Co-Culture of Liver-Derived Mesenchymal Stromal Cells and Intrahepatic Cholangiocyte Organoids in an Extracellular Matrix Environment: a Step Towards Complex Liver Models

Abstract

To this day, liver transplantation is the only effective treatment for end-stage liver failure. Unfortunately, the scarcity of liver donors leads to waitlist mortality, pushing the need for alternative treatment options. In vitro models are essential tools in research on alternatives for transplantation. One of the promising models is the hepatobiliary organoid model because these three-dimensional cultures model (elements of) the native tissue structure and function. However, a limitation of these models is that they currently resemble only one liver cell type. The aim of this research was therefore to combine different cell types, i.e., biliary organoids and mesenchymal stromal cells (MSCs), in one culture model.

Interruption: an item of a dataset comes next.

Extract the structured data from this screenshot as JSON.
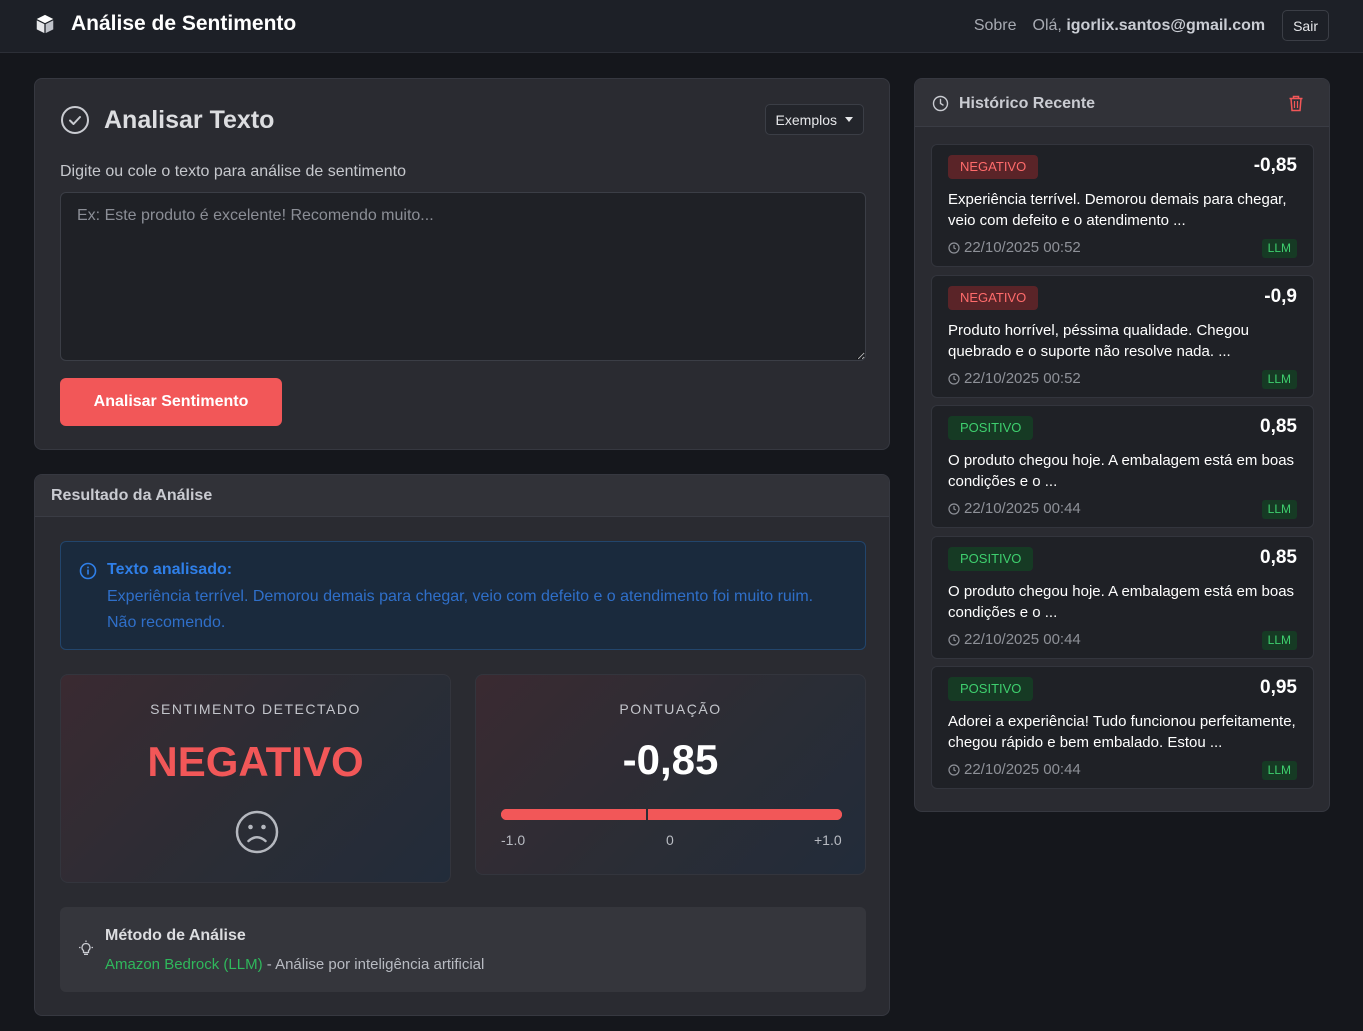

The organoids were obtained from liver-biopsy-derived intrahepatic biliary epithelium and are therefore named intrahepatic cholangiocyte organoids (ICOs). The liver-specific MSCs (L-MSCs) were isolated from perfusion fluid of donor livers collected at liver transplantation procedures. Decellularized liver tissue was used to include extracellular matrix (ECM) in the co-culture models. To assess the most optimal culture conditions, three experimental setups were tested. In the first setup, ICOs were cultured in different concentrations of L-MSC derived conditioned medium (CM) in commercially available basement membrane extract (BME) (1A). This setup was also used to differentiated the ICOs towards hepatocytes (1B). In the second setup, various concentrations of ICOs and L-MSCs were cultured in an indirect (2A) and direct (2B) BME model. The third setup included liver-derived ECM to replace the BME. Cells were cultured similar to model 2B (3A) and ICOs were added after a pre-culture of L-MSCs (3B). The morphology of both cell types, the visible interaction between cell types, and the expression of hepatocyte, cholangiocyte, MSC and proliferation markers were analyzed.

The effect of L-MSCs and L-MSC-derived CM on ICO formation, morphology, and growth patterns, was small. Direct cell-cell contact was rare in the BME co-cultures, but instances of close contact between two cell types were observed in both the indirect (2A) and direct (2B) setups. In the ECM models (3A-B), ICO cells formed polarized monolayers that pushed the L-MSCs aside, indicating that the cell types did not mix well. ICOs expressed the cholangiocyte markers cytokeratin (CK) 7 and 19 in both mono- and co-cultures, whereas L-MSCs were most likely CK7 and CK19 negative. Variation in gene expression levels of hepatocyte, cholangiocyte, MSC, and proliferation markers was observed, but no statistically significant differences were found between conditions. Nevertheless, the down-regulatory effect of CM on the expression of hepatocyte markers in differentiated ICOs showed a consistent trend. Additionally, the presence of L-MSCs resulted in a higher mean expression of MSC markers CD90, CD105 and Vimentin, and proliferation marker KI-67.

Although no clear effects of L-MSCs on ICO growth were observed in this study, the created co-culture models form a promising base for future research. The models include adult human liver-derived components and are therefore a step towards the reconstruction of the hepatic microenvironment. In addition, if other (liver-derived) cell types were to be introduced to the co-culture models, L-MSCs have the potential to enhance the cell function of these new cells. Last, the models can be used as a base for future ICO co-culture studies, since the L-MSCs can be replaced by other cell types.